Using administrative records from a large national US retailer, the authors find that managers learn to discriminate ``on the job'' as they gain experience hiring workers of different races. First, they find that idiosyncratically positive and negative previous experiences with Black hires seed the race of future hires, consistent with managers updating their beliefs about the productivity of these workers based on their hiring history. Second, the degree of updating is larger for Black than White workers, consistent with managers having weaker priors. Third, because positive experiences increase black hiring and negative ones decrease it, negative biases are slower to self-correct than positive ones. Fourth, these dynamics, combined with the fact that black workers are already in a minority, yield particularly large and protracted declines in Black hiring following a manager's negative experiences.  The results suggest that managers develop biased beliefs from endogenous learning about racial groups, which systematically disadvantages minority workers.

 

16.3 Effects of Discrimination

 

Adams-Prassl, Abi, K. Huttunen, E. Nix & N. Zhang. 2022 Violence Against Women at Work: Victim and Firm Effects  unpublished paper, Oxford University.

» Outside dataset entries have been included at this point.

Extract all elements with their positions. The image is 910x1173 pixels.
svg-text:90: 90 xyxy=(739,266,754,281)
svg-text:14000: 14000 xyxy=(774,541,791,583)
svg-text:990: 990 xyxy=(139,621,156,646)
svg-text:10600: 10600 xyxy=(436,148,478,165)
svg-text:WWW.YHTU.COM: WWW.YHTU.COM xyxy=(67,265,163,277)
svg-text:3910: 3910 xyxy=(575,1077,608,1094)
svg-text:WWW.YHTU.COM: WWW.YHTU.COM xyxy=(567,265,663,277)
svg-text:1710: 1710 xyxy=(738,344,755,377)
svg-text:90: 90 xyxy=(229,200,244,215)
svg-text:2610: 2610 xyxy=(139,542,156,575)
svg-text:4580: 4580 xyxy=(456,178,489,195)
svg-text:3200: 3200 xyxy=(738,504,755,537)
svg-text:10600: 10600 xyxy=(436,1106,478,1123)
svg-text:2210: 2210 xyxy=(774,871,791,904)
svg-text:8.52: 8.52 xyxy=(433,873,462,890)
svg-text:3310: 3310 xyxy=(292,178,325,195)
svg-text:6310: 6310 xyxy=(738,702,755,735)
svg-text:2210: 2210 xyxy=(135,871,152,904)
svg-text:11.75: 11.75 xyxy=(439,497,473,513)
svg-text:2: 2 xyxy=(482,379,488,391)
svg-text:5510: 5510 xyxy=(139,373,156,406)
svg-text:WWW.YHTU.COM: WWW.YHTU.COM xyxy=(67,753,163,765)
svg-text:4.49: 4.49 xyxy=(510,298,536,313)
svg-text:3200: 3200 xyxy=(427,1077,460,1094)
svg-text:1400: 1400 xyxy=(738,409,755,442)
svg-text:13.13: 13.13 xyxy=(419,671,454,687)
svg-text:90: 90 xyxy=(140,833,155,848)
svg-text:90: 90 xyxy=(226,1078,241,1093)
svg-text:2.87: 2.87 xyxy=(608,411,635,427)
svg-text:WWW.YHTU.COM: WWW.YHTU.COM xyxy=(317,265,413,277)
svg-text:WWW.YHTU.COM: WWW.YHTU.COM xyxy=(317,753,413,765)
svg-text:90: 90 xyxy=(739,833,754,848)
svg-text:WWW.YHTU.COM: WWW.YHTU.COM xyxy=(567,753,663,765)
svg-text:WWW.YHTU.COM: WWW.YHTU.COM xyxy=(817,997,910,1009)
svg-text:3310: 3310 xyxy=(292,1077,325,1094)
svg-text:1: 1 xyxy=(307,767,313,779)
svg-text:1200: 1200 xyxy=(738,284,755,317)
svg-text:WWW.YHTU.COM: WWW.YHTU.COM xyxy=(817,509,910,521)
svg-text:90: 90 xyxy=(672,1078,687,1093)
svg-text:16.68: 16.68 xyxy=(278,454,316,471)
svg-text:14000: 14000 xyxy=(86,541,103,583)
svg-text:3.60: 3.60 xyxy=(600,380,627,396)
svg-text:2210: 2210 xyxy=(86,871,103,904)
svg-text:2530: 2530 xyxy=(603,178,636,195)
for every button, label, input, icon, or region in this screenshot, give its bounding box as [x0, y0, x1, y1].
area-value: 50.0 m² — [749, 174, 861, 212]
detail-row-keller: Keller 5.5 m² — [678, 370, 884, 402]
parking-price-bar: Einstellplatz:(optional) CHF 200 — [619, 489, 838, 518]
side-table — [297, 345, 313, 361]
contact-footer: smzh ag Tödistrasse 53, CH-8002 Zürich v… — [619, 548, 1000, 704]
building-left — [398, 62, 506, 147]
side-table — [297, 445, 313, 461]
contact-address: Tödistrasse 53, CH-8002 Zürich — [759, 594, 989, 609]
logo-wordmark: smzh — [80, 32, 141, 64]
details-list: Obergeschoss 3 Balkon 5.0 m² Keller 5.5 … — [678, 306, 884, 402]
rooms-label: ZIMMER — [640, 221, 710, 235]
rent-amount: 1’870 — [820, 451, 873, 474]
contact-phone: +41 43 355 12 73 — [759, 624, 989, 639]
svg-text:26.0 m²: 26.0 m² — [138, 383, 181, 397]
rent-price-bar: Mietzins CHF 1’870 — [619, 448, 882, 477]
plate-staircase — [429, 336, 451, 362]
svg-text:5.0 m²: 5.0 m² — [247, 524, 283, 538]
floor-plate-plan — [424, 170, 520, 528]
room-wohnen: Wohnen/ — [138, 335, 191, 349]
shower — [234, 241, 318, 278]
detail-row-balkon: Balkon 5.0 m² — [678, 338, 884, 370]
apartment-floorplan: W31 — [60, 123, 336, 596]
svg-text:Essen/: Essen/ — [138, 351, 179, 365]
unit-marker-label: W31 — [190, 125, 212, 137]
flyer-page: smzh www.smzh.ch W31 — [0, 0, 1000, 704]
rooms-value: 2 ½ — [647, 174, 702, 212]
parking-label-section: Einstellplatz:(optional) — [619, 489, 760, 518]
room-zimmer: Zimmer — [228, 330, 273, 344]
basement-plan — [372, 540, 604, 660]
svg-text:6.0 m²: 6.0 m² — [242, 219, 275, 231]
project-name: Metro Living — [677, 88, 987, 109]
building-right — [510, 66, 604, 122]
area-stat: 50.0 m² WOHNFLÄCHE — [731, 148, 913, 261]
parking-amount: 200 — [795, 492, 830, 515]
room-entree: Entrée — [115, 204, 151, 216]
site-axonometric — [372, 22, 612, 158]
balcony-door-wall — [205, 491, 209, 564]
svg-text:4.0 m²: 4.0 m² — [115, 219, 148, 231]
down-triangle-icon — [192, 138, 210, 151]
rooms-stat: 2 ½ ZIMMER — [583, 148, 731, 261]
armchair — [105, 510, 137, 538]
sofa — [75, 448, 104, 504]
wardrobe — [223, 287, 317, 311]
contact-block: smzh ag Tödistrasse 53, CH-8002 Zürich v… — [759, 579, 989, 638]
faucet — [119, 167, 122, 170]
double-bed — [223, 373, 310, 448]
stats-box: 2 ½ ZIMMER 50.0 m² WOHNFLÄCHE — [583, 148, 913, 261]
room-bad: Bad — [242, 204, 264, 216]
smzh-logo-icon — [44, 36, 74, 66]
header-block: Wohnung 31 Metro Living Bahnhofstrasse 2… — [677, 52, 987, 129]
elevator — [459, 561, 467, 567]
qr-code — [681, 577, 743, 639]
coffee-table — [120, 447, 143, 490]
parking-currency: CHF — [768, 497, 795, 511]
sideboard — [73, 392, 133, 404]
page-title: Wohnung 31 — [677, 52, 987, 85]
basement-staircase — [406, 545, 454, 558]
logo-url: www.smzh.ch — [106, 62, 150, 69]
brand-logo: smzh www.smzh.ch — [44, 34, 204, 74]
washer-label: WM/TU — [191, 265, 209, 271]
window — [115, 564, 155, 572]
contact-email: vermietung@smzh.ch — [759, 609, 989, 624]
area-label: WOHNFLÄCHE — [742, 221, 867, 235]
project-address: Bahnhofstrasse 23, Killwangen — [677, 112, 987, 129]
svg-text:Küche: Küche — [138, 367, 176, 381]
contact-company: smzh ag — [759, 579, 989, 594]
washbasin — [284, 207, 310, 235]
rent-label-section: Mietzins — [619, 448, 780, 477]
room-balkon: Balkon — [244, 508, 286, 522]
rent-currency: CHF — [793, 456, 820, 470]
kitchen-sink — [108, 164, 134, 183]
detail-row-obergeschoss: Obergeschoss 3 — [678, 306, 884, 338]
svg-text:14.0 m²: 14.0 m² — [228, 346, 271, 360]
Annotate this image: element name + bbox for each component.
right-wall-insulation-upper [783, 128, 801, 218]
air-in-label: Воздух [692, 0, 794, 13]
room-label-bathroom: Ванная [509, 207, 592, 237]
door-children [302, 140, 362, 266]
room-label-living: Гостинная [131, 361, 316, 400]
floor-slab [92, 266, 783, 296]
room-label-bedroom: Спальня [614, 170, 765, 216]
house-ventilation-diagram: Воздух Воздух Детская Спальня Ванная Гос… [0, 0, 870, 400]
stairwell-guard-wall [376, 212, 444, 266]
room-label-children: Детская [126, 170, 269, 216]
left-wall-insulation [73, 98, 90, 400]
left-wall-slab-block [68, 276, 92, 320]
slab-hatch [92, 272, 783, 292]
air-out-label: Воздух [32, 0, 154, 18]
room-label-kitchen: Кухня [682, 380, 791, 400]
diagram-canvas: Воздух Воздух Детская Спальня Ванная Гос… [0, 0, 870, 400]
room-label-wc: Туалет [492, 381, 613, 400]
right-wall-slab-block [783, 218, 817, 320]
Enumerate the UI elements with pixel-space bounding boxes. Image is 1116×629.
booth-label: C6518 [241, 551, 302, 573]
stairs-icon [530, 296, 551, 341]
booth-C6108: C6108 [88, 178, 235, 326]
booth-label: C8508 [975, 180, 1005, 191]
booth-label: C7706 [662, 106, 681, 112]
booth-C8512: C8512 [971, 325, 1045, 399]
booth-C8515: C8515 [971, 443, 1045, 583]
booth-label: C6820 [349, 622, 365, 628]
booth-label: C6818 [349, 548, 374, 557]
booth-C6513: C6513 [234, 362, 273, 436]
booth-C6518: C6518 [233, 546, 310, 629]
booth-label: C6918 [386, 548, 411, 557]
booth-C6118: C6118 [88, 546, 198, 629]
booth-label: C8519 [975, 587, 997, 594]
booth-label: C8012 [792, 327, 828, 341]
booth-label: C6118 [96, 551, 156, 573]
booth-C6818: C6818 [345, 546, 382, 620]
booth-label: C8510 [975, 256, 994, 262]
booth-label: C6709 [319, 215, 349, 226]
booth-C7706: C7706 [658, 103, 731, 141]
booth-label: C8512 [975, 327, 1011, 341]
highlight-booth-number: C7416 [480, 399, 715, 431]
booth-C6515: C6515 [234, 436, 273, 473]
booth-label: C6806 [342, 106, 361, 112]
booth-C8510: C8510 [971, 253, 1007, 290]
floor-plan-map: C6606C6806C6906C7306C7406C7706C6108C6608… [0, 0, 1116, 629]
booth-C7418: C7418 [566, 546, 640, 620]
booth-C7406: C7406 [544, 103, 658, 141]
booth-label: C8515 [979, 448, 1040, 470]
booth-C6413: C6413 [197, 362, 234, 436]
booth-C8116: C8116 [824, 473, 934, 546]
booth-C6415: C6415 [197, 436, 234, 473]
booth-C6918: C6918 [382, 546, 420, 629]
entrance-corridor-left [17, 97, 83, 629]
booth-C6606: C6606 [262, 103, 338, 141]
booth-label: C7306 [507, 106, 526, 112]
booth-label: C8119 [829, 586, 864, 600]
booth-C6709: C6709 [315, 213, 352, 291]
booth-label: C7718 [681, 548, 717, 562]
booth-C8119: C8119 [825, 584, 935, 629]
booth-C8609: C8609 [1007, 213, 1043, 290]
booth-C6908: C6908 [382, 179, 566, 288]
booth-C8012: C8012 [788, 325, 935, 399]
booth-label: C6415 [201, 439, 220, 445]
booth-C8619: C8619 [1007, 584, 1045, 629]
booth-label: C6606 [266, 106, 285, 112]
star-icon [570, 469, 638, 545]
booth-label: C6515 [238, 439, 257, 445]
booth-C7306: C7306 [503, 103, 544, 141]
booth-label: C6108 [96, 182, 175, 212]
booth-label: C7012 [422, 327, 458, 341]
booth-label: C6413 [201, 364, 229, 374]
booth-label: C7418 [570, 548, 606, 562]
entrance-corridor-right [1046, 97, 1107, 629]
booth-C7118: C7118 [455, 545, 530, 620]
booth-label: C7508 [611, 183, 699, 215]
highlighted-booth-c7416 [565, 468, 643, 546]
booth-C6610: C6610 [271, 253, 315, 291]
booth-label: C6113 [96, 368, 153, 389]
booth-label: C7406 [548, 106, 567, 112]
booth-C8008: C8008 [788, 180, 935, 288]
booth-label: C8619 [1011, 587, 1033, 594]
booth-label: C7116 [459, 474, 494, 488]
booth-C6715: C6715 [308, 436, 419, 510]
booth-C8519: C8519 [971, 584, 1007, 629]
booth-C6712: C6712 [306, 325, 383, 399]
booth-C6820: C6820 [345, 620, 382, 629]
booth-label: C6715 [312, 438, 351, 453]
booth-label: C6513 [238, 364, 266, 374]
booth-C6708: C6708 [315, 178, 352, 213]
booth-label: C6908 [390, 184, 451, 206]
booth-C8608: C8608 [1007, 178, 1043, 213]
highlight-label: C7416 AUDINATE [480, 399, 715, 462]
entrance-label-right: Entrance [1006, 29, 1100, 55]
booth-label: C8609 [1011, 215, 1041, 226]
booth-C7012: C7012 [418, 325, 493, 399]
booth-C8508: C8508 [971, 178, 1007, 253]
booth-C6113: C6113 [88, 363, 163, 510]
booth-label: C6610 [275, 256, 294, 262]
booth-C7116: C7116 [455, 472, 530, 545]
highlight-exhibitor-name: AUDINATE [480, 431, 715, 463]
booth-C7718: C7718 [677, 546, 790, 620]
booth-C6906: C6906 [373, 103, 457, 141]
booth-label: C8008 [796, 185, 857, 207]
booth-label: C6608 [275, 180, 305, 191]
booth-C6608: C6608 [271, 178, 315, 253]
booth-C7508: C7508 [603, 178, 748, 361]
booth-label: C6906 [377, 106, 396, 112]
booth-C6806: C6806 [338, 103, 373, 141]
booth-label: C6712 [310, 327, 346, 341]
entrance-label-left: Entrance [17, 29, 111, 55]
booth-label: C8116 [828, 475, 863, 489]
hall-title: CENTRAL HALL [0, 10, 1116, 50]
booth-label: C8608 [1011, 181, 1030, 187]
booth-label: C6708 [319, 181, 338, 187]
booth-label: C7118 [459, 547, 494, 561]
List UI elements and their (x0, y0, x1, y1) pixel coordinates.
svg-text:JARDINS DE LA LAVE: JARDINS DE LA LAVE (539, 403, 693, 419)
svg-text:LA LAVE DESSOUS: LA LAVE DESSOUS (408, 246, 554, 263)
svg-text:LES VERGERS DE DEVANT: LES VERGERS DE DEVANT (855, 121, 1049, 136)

Between-colleague conflicts are common.  The authors link every police report in Finland to administrative data to identify assaults between colleagues, and economic outcomes for victims, perpetrators, and firms. They document large, persistent labor market impacts of between-colleague violence on victims and perpetrators. Male perpetrators experience substantially weaker consequences after attacking women compared to men. Perpetrators' economic power in male-female violence partly explains this asymmetry. Male-female violence causes a decline in women at the firm. There is no change in within-network hiring, ruling out supply-side explanations via "whisper networks". Only male-managed firms lose women. Female managers do one important thing differently: fire perpetrators.

 

17:  Setting Pay:  Monopsony Models

Dube, Arindrajit, Suresh Naidu, and Adam D. Reich “Power and Dignity in the Low-Wage Labor Market: Theory and Evidence from Wal-Mart WorkersNBER working paper no. 30441

Using survey experiments of Walmart employees, the authors measure workers’ hypothetical quit elasticities, and find that workers have an economically significant willingness to pay for “dignity at work".  They also find that workers at low-dignity jobs have higher quit elasticities, compared to workers at high-dignity jobs.

Teams

 

26.3 Moderate Complementarity

 

Do Managers Matter? Evidence on Leadership

 

Giardili, Soledad, Kamalini Ramdas, and Jonathan W. Williams 2022 Leadership and Productivity: A Study of U.S. Automobile Assembly Plants Management Science, forthcoming.

The authors study the effect of plant managers on productivity in U.S. auto-assembly plants during 1993–2007. Using data from managers who switched plants, they find, first, that there are substantial differences in managers’ productivity.  Plant managers also learn from plant-specific experience, i.e. their performance improves the longer they remain at the same plant. 



Thanks for your attention!

Note:  The article descriptions in these updates are not copies of the authors’ abstracts.  While they may use text from those abstracts (and/or the article), they are my own summaries that (a) endeavor to be shorter than most abstracts, and (b) attempt to place the article in the broader context of personnel economics as a field. I hope that you will find them helpful.